Maßnahmen zur Gewinnung potenzieller Auszubildenden
Um junge Menschen für die eigene Branche zu begeistern, nutzen Betriebe verschiedene Rekrutierungsmaßnahmen. Unter anderem setzen sie zur Gewinnung potenzieller Auszubildenden sowohl auf den persönlichen Kontakt als auch auf digitale Medien. So gibt der Großteil der Unternehmen an, ihre eigene Website zur Ansprache von Nachwuchskräften zu nutzen. Viele Firmen verwenden auch den Synergieeffekt aus der Aktion „Mitarbeiter werben Azubi“. Daneben lernen 64 Prozent künftige Auszubildende über Schul- und Schnupperpraktika und 44 Prozent über Ausbildungsmessen kennen.

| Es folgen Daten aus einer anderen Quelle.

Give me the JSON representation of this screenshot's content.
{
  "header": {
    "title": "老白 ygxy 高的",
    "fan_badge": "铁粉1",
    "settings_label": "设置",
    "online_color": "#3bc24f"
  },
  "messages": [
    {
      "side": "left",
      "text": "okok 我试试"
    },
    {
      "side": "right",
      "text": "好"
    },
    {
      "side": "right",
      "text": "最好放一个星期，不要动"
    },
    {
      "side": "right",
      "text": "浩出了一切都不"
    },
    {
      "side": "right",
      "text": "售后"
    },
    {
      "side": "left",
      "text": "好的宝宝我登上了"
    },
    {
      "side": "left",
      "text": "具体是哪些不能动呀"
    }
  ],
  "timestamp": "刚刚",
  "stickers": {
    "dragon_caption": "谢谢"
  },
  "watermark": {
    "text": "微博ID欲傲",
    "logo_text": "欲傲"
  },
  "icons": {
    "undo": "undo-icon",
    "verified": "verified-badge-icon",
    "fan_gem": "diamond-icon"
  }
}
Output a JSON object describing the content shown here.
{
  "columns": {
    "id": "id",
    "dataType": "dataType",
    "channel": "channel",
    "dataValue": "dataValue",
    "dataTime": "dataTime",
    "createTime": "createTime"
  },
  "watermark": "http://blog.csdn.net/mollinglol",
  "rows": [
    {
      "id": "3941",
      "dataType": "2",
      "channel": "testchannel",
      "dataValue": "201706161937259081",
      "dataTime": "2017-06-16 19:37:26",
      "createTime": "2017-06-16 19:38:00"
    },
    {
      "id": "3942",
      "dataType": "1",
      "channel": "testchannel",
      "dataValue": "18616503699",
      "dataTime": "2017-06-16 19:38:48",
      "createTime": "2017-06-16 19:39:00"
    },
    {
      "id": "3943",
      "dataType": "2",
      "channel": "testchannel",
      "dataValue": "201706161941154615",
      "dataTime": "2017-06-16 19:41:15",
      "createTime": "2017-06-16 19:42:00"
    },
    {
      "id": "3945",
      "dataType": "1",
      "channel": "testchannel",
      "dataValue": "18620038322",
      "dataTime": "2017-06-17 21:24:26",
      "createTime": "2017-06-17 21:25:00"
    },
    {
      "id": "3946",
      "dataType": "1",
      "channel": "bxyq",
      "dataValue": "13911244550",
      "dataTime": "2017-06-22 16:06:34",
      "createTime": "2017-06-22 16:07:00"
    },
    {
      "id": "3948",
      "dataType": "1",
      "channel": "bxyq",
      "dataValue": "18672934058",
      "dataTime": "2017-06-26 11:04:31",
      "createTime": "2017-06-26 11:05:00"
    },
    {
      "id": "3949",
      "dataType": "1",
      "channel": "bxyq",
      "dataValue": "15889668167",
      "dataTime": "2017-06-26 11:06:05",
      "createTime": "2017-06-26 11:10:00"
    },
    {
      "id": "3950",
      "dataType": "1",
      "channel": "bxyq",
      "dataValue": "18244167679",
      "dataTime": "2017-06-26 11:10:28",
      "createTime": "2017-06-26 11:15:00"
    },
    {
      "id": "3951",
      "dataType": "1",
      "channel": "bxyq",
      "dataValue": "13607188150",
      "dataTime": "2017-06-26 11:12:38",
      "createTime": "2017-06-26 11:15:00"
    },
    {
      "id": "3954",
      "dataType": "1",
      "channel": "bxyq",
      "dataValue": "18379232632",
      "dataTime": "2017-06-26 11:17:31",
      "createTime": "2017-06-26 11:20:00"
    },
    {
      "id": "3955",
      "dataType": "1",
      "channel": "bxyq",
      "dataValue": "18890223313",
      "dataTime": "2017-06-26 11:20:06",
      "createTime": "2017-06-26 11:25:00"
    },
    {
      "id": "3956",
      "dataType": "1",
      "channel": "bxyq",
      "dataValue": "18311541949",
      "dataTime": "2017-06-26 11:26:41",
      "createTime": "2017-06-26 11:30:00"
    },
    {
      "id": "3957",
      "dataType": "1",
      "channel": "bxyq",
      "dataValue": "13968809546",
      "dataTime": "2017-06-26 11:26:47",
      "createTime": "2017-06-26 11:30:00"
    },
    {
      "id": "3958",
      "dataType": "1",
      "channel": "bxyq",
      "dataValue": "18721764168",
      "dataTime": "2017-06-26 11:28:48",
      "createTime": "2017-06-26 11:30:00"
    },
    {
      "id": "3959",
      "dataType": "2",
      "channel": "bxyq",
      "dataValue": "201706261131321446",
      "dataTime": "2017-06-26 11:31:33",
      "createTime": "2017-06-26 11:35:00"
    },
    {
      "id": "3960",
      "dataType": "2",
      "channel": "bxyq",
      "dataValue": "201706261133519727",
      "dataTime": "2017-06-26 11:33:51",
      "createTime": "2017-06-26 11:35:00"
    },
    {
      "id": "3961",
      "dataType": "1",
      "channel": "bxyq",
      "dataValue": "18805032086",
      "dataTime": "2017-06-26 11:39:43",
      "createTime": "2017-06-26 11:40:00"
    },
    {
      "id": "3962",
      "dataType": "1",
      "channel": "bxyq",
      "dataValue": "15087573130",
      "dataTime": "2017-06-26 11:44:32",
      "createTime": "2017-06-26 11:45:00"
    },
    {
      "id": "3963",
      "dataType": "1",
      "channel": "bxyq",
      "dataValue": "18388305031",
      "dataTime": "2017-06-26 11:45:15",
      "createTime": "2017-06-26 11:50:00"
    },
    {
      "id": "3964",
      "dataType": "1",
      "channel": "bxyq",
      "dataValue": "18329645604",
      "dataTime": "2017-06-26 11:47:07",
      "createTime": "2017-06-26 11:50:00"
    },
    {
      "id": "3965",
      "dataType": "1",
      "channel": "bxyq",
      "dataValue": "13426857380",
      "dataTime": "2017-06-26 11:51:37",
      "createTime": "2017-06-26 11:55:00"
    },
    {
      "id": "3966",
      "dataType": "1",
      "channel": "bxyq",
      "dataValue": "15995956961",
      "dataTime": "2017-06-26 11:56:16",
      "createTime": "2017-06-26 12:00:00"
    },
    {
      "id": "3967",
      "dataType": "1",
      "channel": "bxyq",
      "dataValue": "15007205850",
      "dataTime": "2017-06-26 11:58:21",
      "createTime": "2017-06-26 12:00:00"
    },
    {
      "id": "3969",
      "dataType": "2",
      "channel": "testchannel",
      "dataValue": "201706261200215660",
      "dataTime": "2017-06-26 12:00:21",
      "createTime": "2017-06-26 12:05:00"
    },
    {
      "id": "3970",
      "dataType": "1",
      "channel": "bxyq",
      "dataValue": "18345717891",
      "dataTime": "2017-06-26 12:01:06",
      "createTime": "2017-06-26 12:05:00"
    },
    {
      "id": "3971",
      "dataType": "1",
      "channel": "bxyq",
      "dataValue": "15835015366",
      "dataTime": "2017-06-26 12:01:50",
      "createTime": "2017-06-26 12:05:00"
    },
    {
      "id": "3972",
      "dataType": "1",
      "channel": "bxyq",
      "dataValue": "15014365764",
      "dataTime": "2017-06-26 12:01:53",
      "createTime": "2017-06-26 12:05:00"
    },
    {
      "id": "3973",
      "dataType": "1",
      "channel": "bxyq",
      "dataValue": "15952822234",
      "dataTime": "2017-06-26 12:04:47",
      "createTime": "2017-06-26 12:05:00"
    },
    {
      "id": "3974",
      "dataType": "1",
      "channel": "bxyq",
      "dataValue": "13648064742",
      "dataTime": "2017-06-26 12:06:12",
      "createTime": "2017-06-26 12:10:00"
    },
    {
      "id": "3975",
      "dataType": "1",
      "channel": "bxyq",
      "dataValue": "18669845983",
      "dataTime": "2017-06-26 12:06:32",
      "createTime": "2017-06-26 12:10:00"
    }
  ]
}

Die Suche nach Auszubildenden hat sich längst aber auch in die sozialen Medien verlagert. Mehr als die Hälfte der Ausbildungsbetriebe betreiben aktives Marketing auf Social Media. Zudem sind fast zwei Drittel der Betriebe auf Online-Stellenbörsen vertreten – die Befragten verzeichnen anhand dieser Vorgehensweisen gute bis sehr gute Erfolge.
Unternehmen gehen zumeist digitale Wege, um potenzielle Auszubildende zu finden.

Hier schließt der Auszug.